BACKGROUND: Preoperative chemoradiotherapy is the standard treatment for patients with locally advanced rectal cancer, although tumor responses vary widely; some patients may achieve a pathologic complete response rate (pCR) after chemoradiotherapy. Controversy exists with regard to the efficacy of different preoperative combination chemotherapy regimens and neoadjuvant chemoradiotherapy, compared with chemoradiotherapy alone.

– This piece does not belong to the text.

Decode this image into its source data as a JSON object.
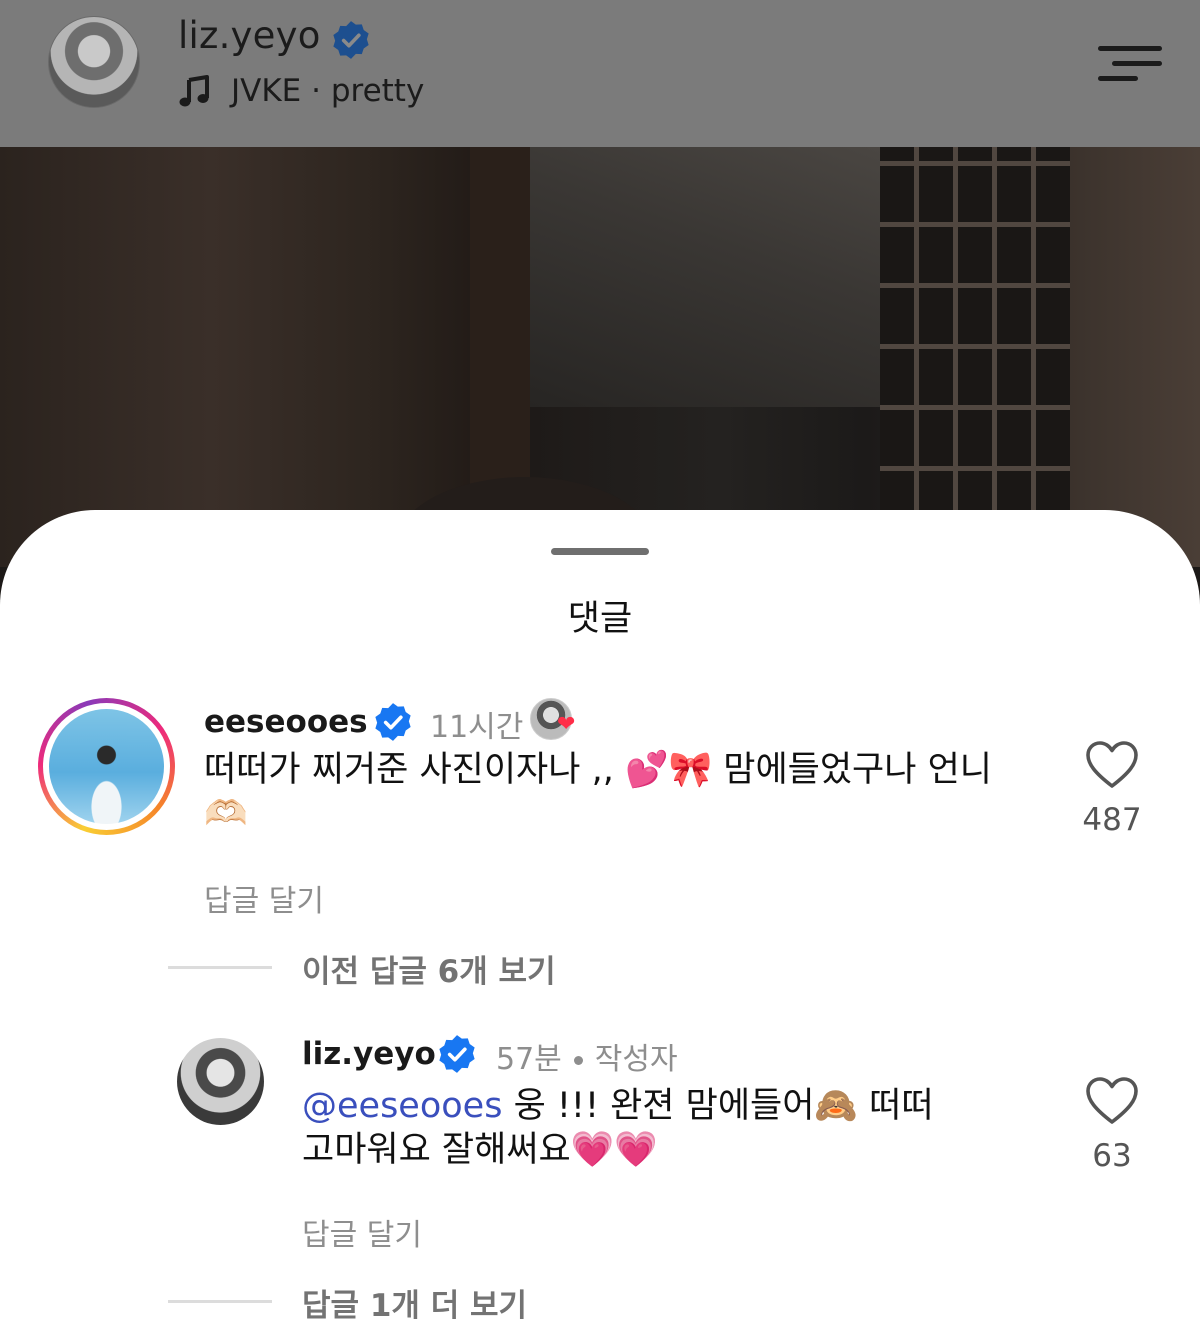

METHODS: PubMed, the Cochrane Library, and Embase databases were searched for comparative studies of patients with locally advanced rectal cancer that were published between January 1991 and January 2016. Efficacies of different preoperative combination chemotherapy regimens and neoadjuvant chemoradiotherapy (group A) were compared with chemoradiotherapy alone (group B) in a meta-analysis using Review Manager v5.2.

RESULTS: Three prospective randomized controlled trials and two prospective nonrandomized controlled trials comprising 444 cases were eligible for analysis. No significant difference was detected in the rate of pCR (50/223, 22.4% versus 35/223, 15.7%; relative risk, RR: 1.42 [95% confidence interval, CI: 0.97-2.09], p = 0.07) between the two groups. The rate of tumor regression was similar for both groups (122/203, 60.1% versus 111/203, 54.7%; RR: 1.11 [95% CI: 0.94-1.29], p = 0.22).

CONCLUSIONS: Adjuvant chemotherapy with preoperative chemoradiotherapy did not significantly improve the rate of pCR nor the rate of T and N downstaging.